Biosignatures and Life
The atmosphere of a habitable exoplanet must contain certain elements to encourage the formation of life. Remember that for now, we only consider water-based life. Compounds such as carbon dioxide (CO2), nitrogen (N2), and methane (CH4) aid the beginnings of life by raising the surface temperature and reacting with each other to establish additional life-activating compounds.
Bacteria aid photosynthesis by absorbing carbon dioxide to release oxygen (O2) into the environment which then instigates aerobic life by encouraging the formation of atmospheric ozone (O3) and increasing the concentration of atmospheric O2. Hence, by analysing the spectra of the atmospheres of other planets, we are able to identify ozone and oxygen peaks which indicates that photosynthesis is taking place and an aerobic (oxygen-dependent) biosphere has, or will, form.
Class Discussion
With limited resources it is not possible to look at the biosignature for every planet/exoplanet so where should scientists be looking first?

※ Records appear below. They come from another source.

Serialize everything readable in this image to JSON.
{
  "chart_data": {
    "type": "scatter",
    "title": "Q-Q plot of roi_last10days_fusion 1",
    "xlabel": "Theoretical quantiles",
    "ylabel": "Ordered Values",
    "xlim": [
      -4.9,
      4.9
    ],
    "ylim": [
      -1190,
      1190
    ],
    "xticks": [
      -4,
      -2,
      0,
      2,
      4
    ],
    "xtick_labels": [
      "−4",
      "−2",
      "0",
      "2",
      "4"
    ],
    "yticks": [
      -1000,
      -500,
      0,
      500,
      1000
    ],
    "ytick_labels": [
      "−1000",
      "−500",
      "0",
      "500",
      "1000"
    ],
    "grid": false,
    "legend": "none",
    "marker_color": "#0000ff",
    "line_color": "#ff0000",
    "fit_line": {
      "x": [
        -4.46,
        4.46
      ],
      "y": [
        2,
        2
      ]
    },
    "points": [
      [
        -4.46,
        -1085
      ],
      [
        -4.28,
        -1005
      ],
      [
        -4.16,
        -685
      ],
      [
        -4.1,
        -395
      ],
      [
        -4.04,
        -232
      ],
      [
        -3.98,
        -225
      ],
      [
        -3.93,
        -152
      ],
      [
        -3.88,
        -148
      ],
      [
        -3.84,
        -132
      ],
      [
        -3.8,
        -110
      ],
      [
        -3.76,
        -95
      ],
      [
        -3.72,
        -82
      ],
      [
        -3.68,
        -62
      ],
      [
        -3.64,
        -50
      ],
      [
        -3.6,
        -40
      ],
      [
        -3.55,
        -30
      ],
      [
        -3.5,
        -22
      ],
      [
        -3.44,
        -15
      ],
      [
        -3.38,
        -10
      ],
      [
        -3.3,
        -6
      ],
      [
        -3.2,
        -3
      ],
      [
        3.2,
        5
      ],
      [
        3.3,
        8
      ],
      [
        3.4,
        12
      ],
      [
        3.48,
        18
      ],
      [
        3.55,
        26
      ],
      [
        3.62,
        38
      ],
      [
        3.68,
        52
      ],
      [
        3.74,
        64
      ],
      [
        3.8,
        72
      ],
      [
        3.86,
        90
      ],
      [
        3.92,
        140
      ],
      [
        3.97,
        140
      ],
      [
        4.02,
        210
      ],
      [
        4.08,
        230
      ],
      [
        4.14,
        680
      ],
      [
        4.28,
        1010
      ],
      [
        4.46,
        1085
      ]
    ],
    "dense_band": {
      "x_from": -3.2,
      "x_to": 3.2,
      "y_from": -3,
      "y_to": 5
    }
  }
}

Space agencies are trying to detect the atmospheres of “potentially habitable planets” (which has a set of criteria which will not be covered in this course) as well as those planets within our own solar system. By analysing both extra and intra-solar planets, astronomers engage in the discovery for “new Earths” while also discovering properties of planets both within and beyond our own Solar neighbourhood.
What Does a Biosignature Look Like?
A biosignature shows the compounds present in a planetary atmosphere as a series of peaks. This data is collected via spectroscopic methods that will be explored later in this course. Each compound gives a peak at a specific place in the spectrum and when an atmopshere is analysed as a whole, many peaks are shown in the plot.
Activity
In upcoming lessons, we'll learn that each biosignature has a distinctive spectrum, akin to a molecular fingerprint, enabling scientists to detect these signatures and other molecules within the atmospheres of planets, whether inside or beyond our solar system.
The figure on the left displays the comprehensive spectra of three solar system planets—Venus, Earth, and Mars. Disregarding factors such as solar distance and planetary size, why are Mars and Venus inhospitable for water-based life?
A biosignature can be thought of as a piano. Each key on the keyboard represents a particular compound in the atmosphere and when played together, they create a chord. A full chord would be the whole biosignature of a planet, where every peak is a note on the piano. The chords are not the same forever since the atmosphere evolves as the planet does. Earth’s biosignature musical would sound very different from Venus’ musical because different notes and different chords are being played at different times in history. If an exoplanet’s chord or musical sound similar to Earth’s, then it is possible to make some strong and exciting conclusions about life there!